Fire is a systematic issue, and by exposure to ecology, politics and sociology, we are not prepared to understand it that way. So we still treat it as a very emergency part-time seasonal phenomenon.
Cohen: What most people think they know about fire is wrong. Usually people see Wildfire as something rather than a process. A few years ago, the Colorado fire was described as a “300-foot-high flame tsunami.” The fire hasn’t spread like that. It only spreads when certain ignition and combustion requirements are met, and unfortunately most homes meet those requirements. We pay more attention to visible flames (its tsunami) and do so compared to the main structural ignition mechanism, the burning email.

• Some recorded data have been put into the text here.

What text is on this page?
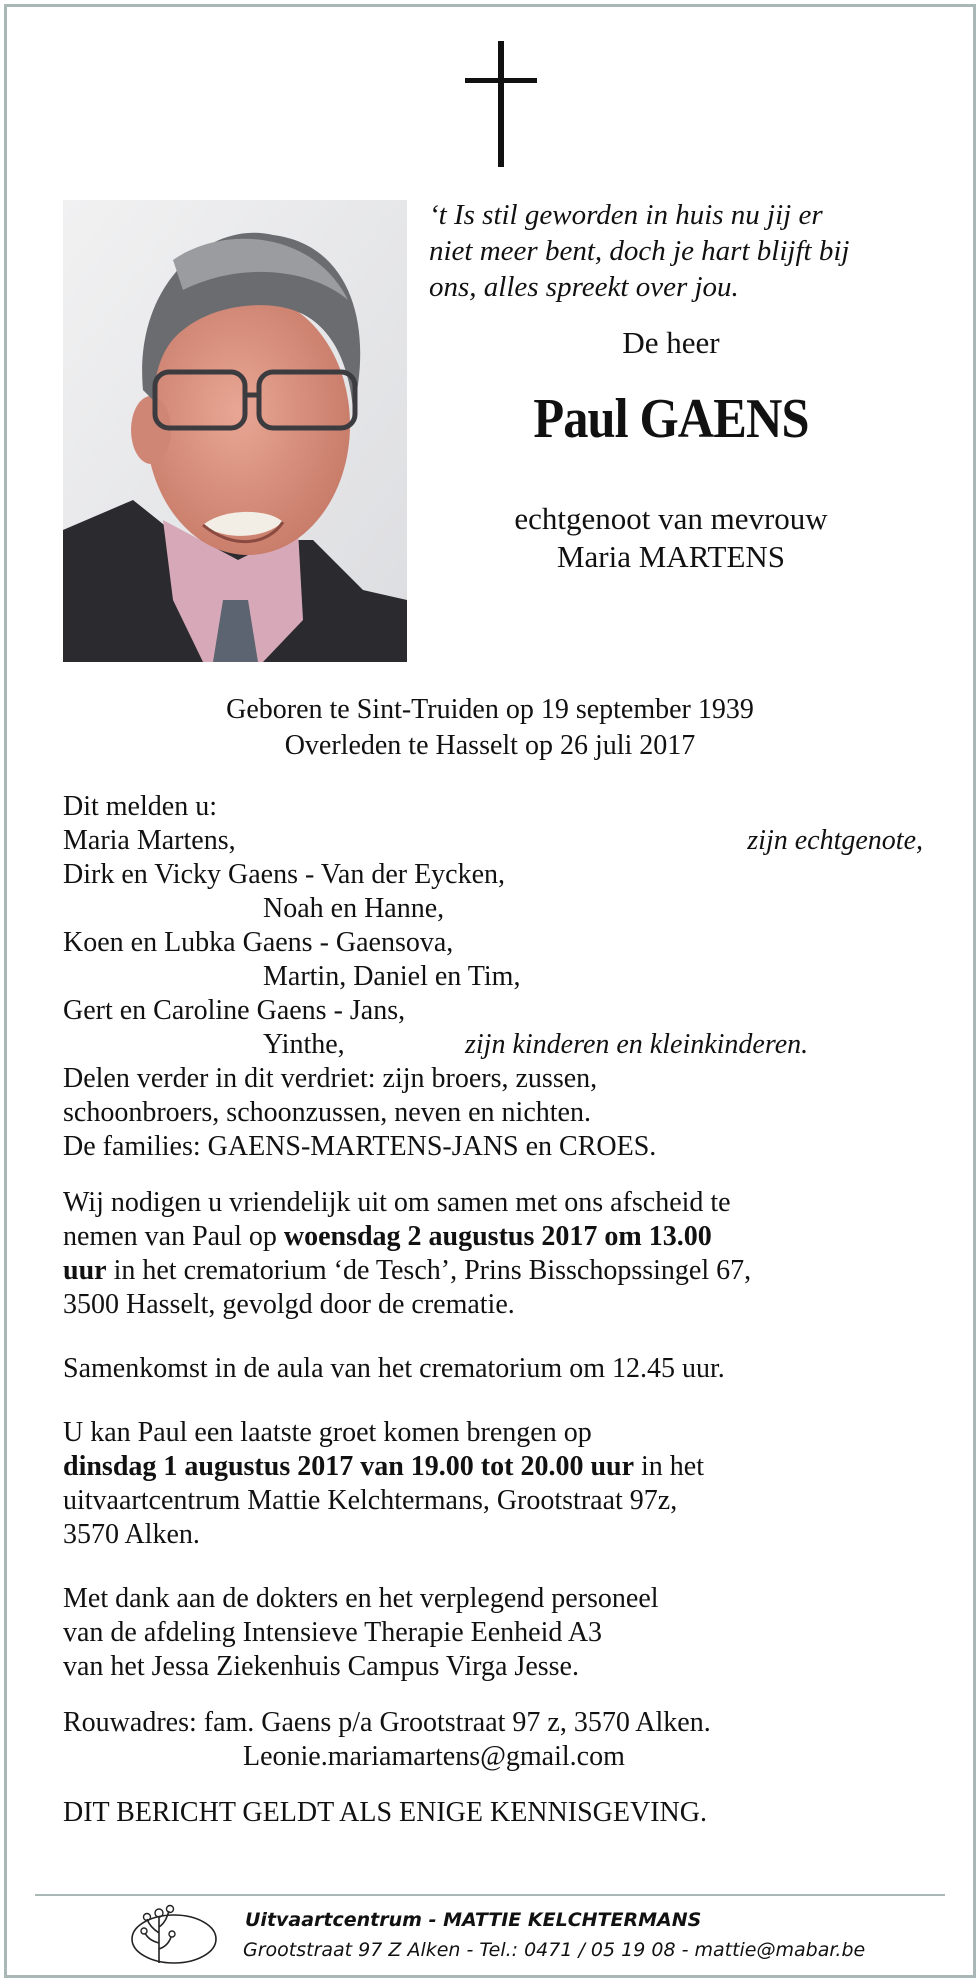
‘t Is stil geworden in huis nu jij er
niet meer bent, doch je hart blijft bij
ons, alles spreekt over jou.
De heer
Paul GAENS
echtgenoot van mevrouw
Maria MARTENS
Geboren te Sint-Truiden op 19 september 1939
Overleden te Hasselt op 26 juli 2017
Dit melden u:
Maria Martens,	zijn echtgenote,
Dirk en Vicky Gaens - Van der Eycken,
Noah en Hanne,
Koen en Lubka Gaens - Gaensova,
Martin, Daniel en Tim,
Gert en Caroline Gaens - Jans,
Yinthe,	zijn kinderen en kleinkinderen.
Delen verder in dit verdriet: zijn broers, zussen,
schoonbroers, schoonzussen, neven en nichten.
De families: GAENS-MARTENS-JANS en CROES.
Wij nodigen u vriendelijk uit om samen met ons afscheid te
nemen van Paul op woensdag 2 augustus 2017 om 13.00
uur in het crematorium ‘de Tesch’, Prins Bisschopssingel 67,
3500 Hasselt, gevolgd door de crematie.
Samenkomst in de aula van het crematorium om 12.45 uur.
U kan Paul een laatste groet komen brengen op
dinsdag 1 augustus 2017 van 19.00 tot 20.00 uur in het
uitvaartcentrum Mattie Kelchtermans, Grootstraat 97z,
3570 Alken.
Met dank aan de dokters en het verplegend personeel
van de afdeling Intensieve Therapie Eenheid A3
van het Jessa Ziekenhuis Campus Virga Jesse.
Rouwadres: fam. Gaens p/a Grootstraat 97 z, 3570 Alken.
Leonie.mariamartens@gmail.com
DIT BERICHT GELDT ALS ENIGE KENNISGEVING.
Uitvaartcentrum - MATTIE KELCHTERMANS
Grootstraat 97 Z Alken - Tel.: 0471 / 05 19 08 - mattie@mabar.be
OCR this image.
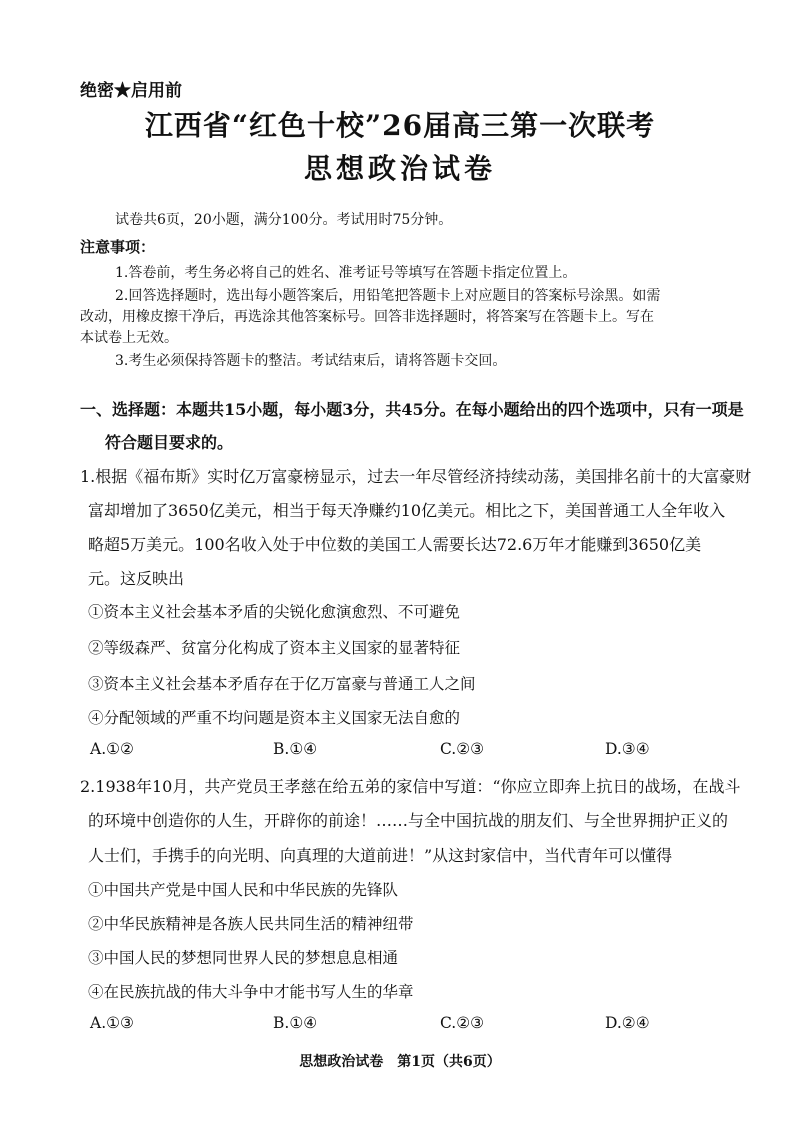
绝密★启用前
江西省“红色十校”26届高三第一次联考
思想政治试卷
试卷共6页，20小题，满分100分。考试用时75分钟。
注意事项：
1.答卷前，考生务必将自己的姓名、准考证号等填写在答题卡指定位置上。
2.回答选择题时，选出每小题答案后，用铅笔把答题卡上对应题目的答案标号涂黑。如需
改动，用橡皮擦干净后，再选涂其他答案标号。回答非选择题时，将答案写在答题卡上。写在
本试卷上无效。
3.考生必须保持答题卡的整洁。考试结束后，请将答题卡交回。
一、选择题：本题共15小题，每小题3分，共45分。在每小题给出的四个选项中，只有一项是
符合题目要求的。
1.根据《福布斯》实时亿万富豪榜显示，过去一年尽管经济持续动荡，美国排名前十的大富豪财
富却增加了3650亿美元，相当于每天净赚约10亿美元。相比之下，美国普通工人全年收入
略超5万美元。100名收入处于中位数的美国工人需要长达72.6万年才能赚到3650亿美
元。这反映出
①资本主义社会基本矛盾的尖锐化愈演愈烈、不可避免
②等级森严、贫富分化构成了资本主义国家的显著特征
③资本主义社会基本矛盾存在于亿万富豪与普通工人之间
④分配领域的严重不均问题是资本主义国家无法自愈的
A.①②	B.①④	C.②③	D.③④
2.1938年10月，共产党员王孝慈在给五弟的家信中写道：“你应立即奔上抗日的战场，在战斗
的环境中创造你的人生，开辟你的前途！……与全中国抗战的朋友们、与全世界拥护正义的
人士们，手携手的向光明、向真理的大道前进！”从这封家信中，当代青年可以懂得
①中国共产党是中国人民和中华民族的先锋队
②中华民族精神是各族人民共同生活的精神纽带
③中国人民的梦想同世界人民的梦想息息相通
④在民族抗战的伟大斗争中才能书写人生的华章
A.①③	B.①④	C.②③	D.②④
思想政治试卷　第1页（共6页）
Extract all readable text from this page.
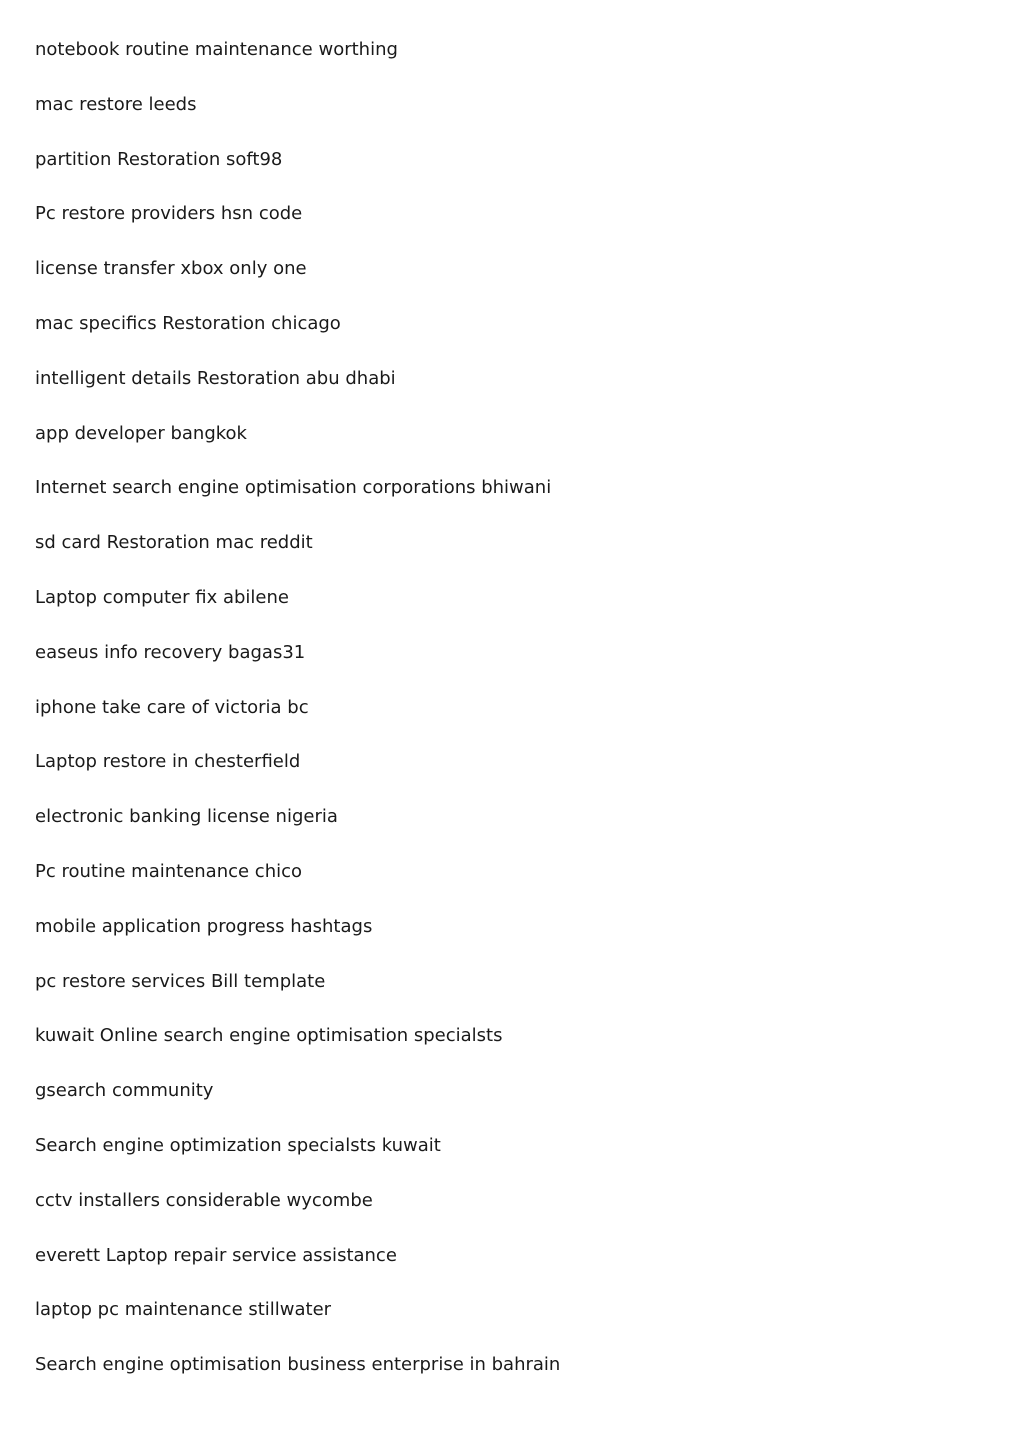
notebook routine maintenance worthing
mac restore leeds
partition Restoration soft98
Pc restore providers hsn code
license transfer xbox only one
mac specifics Restoration chicago
intelligent details Restoration abu dhabi
app developer bangkok
Internet search engine optimisation corporations bhiwani
sd card Restoration mac reddit
Laptop computer fix abilene
easeus info recovery bagas31
iphone take care of victoria bc
Laptop restore in chesterfield
electronic banking license nigeria
Pc routine maintenance chico
mobile application progress hashtags
pc restore services Bill template
kuwait Online search engine optimisation specialsts
gsearch community
Search engine optimization specialsts kuwait
cctv installers considerable wycombe
everett Laptop repair service assistance
laptop pc maintenance stillwater
Search engine optimisation business enterprise in bahrain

Certainly, many federal agencies assume that the strength of the fire determines the risk of a wildfire in the community. However, the strength of the fire has nothing to do with the vulnerability of the structure’s ignition. How does the house get fired? Still, they focus on maintaining low fuel loads such as low fuel loads (reducing brushes, thinning forests, etc. Our institutions, institutions, and politics control the inevitable extreme wildfires If you recognize that there is no option for this and recognize that the risk of wildfires in your community is a structural ignition issue, you can create a fire-resistant community that can withstand ignition.
The path to recovery will be long. Do you see something faintly hoped along the way?
Pyne: What I carry out of the current conversation is that all involved may need to reconsider our understanding of what we are seeing. Maybe we can agree on what we actually need to do to improve the conditions and do it in a way that the fire understands.
I am beginning to think that fire problems are so widespread to many of its symptoms that we cannot have a general solution, but there is no need for a universal response either. A small 100 might be enough to lead to big changes.
Let’s end the stupid problems of power lines that launch these fires. Split up monocultures of fuel landscape size, such as trees, chaparrals, houses. Improve emergency evacuation routes and protocols. Fire touches so many aspects of land and life, so there are many entrance points to mitigate the risk.
Cohen: My particular philosophy on environmental issues is that they are all human issues. It’s not a problem of the earth, it’s nothing but a problem of humans. This is generally resolved. In this case we can live with fire. But obviously, we need to learn how to do that.